I had a short conversation with a close friend recently and we were comparing notes about our daughters. Hers is just a year younger than Caitlin and both of them seem to be pretty active girls. We find them lacking in focus at times and do not pay attention when we talk to them or give them instructions. We both feel guilty like bad mums when we lose our patience and start yelling, scolding and labelling them.

We have wondered before if our kids are hyperactive or have ADHD. We know that pre-school kids tend to be active, imaginative and have short attention span, but how do we know if they are the 'normal' version or the 'disorder' version? Are we just paranoid or is this concern normal for parents like us who have kids who can't sit still, who love to do just about anything and everything and get on our nerves all the time?

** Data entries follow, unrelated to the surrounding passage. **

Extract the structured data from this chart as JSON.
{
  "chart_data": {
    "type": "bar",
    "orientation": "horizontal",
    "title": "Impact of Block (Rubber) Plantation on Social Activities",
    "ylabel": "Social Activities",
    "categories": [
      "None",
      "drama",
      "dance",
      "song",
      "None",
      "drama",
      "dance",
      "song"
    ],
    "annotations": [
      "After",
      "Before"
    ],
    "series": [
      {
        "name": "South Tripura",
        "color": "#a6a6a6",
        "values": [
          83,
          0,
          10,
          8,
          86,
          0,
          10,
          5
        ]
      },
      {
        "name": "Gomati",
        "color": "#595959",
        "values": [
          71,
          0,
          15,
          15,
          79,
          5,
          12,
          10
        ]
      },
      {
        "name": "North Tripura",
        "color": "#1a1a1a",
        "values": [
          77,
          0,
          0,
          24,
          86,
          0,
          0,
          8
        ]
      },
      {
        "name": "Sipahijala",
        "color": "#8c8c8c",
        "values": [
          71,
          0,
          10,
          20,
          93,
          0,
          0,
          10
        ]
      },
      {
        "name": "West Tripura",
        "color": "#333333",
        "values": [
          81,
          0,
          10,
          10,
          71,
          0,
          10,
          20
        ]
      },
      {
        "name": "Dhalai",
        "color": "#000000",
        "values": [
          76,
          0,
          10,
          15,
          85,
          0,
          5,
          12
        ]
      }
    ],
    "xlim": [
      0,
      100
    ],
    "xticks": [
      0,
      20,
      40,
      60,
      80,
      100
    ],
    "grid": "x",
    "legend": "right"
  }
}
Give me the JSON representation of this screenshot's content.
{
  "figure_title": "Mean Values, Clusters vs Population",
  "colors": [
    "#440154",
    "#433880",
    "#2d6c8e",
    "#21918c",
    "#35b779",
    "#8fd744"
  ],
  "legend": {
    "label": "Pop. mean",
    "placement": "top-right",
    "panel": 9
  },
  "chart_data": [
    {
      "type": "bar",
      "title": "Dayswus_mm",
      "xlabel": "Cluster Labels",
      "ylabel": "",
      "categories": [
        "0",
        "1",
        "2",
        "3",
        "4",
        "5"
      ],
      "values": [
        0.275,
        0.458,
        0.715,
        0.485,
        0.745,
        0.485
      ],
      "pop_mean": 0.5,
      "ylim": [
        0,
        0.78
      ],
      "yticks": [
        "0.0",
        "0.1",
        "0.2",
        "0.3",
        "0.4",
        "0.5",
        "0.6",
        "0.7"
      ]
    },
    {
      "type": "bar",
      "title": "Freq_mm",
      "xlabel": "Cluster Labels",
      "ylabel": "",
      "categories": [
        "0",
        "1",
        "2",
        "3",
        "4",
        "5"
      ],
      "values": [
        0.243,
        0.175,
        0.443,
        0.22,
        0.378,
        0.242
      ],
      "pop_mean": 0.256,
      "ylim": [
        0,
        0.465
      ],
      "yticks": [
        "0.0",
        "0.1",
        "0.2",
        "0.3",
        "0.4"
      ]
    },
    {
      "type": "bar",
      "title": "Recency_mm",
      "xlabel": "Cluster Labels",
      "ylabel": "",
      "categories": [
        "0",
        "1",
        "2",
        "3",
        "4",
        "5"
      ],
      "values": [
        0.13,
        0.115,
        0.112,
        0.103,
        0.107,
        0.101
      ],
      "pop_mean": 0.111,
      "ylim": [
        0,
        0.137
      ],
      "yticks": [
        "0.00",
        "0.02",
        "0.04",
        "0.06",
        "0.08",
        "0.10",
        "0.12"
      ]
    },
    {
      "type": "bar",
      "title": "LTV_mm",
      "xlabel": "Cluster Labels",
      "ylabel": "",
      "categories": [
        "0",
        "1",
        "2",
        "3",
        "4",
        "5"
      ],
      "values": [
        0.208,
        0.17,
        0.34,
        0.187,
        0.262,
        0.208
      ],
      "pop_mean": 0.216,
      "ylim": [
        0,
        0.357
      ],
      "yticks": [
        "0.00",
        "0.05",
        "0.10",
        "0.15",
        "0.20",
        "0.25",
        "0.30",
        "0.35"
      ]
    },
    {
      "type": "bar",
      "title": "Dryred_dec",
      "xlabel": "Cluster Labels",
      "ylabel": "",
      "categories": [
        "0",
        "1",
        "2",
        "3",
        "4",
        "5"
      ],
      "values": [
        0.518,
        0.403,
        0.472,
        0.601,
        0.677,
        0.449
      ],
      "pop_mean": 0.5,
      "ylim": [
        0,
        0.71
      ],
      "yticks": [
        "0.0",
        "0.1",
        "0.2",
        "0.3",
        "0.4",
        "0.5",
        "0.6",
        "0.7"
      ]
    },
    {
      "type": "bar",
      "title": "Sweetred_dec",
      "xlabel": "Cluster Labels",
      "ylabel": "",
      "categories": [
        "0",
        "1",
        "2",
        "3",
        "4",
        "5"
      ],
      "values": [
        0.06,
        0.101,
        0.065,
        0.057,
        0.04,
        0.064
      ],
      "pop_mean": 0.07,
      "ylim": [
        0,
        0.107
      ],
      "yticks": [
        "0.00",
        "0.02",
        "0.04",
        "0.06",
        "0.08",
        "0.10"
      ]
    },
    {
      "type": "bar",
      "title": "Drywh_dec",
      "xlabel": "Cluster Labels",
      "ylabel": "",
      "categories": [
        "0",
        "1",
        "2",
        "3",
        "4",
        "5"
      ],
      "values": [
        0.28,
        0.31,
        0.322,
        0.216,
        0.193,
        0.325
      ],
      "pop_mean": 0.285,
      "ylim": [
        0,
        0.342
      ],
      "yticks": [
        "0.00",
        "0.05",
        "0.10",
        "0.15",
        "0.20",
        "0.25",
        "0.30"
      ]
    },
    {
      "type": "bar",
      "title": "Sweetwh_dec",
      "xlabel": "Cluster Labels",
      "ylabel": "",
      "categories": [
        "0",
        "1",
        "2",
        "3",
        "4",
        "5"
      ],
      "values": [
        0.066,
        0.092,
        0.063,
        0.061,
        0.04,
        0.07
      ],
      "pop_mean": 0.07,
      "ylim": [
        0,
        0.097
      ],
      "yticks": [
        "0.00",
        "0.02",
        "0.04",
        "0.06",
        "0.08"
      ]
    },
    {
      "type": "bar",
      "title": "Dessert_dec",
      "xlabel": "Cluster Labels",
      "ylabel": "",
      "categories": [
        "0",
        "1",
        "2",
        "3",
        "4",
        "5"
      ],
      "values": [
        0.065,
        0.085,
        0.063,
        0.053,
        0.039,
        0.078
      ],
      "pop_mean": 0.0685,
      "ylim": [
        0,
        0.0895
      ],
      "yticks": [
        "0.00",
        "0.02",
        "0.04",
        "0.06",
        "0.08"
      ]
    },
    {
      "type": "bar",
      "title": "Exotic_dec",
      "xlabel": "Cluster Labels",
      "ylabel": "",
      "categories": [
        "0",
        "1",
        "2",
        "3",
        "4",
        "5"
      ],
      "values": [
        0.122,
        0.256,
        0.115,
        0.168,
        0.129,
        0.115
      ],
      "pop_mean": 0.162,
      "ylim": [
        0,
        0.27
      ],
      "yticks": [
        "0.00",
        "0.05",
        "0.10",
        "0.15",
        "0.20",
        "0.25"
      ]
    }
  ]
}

I guess the answer is for us to get educated about such conditions before we start becoming doctors and diagnosing our kids and freak out unnecessarily.

Here are some links I came across:

ADHD
ADHD in children
Hyperactivity

Another problem that some children may have could be Sensory Processing Disorder (SPD). I had only learnt about it after another close friend shared that her son had been diagnosed with it a couple of years ago. Thankfully, he is doing well and all I can say is that she is amazingly capable in managing her family of four kids together with her husband.

She shared in an email that "Sensory processing disorder now affects 5% of children -that is one in 20 children. This is a lot! It shows up in many other learning disabilities and disorders eg in 70% of children with autism (by the way autism incidence is now 1 in 104 boys - an explosion in the past decade). Unfortunately , most of the behaviours/symptoms that show up in children with SPD are written off as misbehaviour, ADHD, hyperactivity,etc. The most common behaviour - unexplained and uncontrollable tantrums (due to fear and overload of the nervous system to sensory input) when the child is in crowded, new places or in transitions... Somehow the brains of the children are not wired to make sense of the sensory information they receive (eg visual, hearing, touch, pressure, sense of space and balance etc) and it interferes with their daily activities, learning and social interactions. If you know of a child who has SPD, the most important thing is to start intervention early. That is the key for a good outcome."

She also recommended this site for more information.

Or you can Google to find out more about any of these disorders. There are lots of websites and forums you can check out. However, if we are seriously concerned, the best thing would be to consult a doctor.